Faciliter le signalement d’une information sur les réseaux sociaux (pollinisation)

Très répandue dans l’univers des services du Web 2.0, des blogs et des sites de presse, la possibilité de signaler une information sur les réseaux sociaux fait une entrée massive au cœur des sites institutionnels où l’intérêt de la « pollinisation » est bien compris : ouvrir à la dissémination de l’information corporate, organiser le buzz et s’appuyer sur des habitudes désormais bien ancrées chez les utilisateurs.

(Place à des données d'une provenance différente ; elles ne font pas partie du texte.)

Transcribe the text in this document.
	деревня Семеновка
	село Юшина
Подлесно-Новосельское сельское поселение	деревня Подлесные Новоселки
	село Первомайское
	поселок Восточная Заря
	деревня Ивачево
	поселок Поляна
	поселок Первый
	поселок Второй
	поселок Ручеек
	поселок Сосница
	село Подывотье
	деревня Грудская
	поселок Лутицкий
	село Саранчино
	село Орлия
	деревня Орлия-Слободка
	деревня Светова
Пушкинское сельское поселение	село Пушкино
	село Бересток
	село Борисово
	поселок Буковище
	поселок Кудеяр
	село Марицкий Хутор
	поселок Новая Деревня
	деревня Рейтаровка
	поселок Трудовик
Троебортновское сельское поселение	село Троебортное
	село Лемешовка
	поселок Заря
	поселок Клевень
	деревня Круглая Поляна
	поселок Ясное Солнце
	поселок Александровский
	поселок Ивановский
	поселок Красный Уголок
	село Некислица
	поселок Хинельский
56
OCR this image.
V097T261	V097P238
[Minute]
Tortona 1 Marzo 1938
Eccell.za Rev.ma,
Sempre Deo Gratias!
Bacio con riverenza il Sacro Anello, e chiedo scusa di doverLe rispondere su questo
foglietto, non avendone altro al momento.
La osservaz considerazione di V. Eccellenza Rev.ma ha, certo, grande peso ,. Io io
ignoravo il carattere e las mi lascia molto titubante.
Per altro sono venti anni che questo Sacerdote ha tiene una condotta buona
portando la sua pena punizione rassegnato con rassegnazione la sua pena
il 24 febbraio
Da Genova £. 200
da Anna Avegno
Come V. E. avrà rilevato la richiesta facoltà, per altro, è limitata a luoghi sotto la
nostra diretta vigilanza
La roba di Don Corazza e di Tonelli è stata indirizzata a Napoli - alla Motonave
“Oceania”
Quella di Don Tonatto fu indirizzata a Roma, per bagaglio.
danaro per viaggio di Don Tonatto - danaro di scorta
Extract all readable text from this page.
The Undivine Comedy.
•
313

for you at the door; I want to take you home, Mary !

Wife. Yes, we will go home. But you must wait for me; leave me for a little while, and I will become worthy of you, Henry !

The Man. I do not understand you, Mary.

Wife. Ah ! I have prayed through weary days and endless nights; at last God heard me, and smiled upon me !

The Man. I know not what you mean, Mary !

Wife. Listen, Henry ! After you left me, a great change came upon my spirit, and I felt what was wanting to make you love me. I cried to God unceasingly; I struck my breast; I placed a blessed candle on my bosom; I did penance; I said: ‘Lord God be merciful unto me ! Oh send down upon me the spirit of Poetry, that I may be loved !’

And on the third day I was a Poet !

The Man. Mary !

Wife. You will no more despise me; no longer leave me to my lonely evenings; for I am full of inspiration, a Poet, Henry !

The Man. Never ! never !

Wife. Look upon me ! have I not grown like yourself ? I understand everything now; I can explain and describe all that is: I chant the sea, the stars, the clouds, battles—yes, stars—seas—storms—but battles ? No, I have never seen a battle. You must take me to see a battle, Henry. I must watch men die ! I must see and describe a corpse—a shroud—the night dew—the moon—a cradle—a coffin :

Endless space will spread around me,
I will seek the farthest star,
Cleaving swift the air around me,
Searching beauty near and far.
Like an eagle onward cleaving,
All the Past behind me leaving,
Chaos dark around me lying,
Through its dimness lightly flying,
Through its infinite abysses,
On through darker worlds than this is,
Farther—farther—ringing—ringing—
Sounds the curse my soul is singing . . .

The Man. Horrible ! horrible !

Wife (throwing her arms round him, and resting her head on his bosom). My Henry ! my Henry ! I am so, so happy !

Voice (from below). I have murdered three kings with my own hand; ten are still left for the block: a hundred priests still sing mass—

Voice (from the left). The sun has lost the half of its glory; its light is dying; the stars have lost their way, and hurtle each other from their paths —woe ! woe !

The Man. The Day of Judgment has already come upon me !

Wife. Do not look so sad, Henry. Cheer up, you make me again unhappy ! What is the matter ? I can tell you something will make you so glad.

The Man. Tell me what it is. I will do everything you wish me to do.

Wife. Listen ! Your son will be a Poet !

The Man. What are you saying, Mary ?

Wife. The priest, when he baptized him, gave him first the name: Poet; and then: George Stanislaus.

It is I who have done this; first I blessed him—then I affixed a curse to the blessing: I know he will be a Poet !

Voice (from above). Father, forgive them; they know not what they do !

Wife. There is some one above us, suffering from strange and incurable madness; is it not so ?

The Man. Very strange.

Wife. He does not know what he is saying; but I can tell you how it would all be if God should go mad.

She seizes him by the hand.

GDF Suez joue la carte de la discrétion en intégrant l’appel à la pollinisation dans sa charte graphique, au risque de passer inaperçu. Mais cet appel se situe juste au dessous du titre majeur de la page, comme cela se pratique couramment au sein des sites des grands quotidiens d‘information. L’objectif est bien de pousser l’internaute à penser qu’il peut déclencher ici une action ayant un rapport intime avec le contenu de cette page. La qualité de l’icône joue alors un rôle capital dans l’identification de l’action.

Les liens sociaux sur GDF Suez

Le laboratoire pharmaceutique GlaxoSmithKline utilise quant à lui un module très répandu, proposé par AddThis, mais laissé ici dans sa version originale en anglais.

AddThis : les liens vers les sites sociaux

BASF emploie le même module, mais intégré à sa charte graphique et placé systématiquement en bas d’article et non pas en haut.

BASF intègre des liens sociaux

Le Crédit Agricole a préféré recourir au module concurrent de ShareThis, dont icône d’appel est plus discrète et le contenu, francisé.

Sharethis : une autre passerelle vers les sites sociaux

Zara, joue une carte minimaliste en implantant un seul bouton, celui de Facebook, évitant ainsi la surcharge visuelle.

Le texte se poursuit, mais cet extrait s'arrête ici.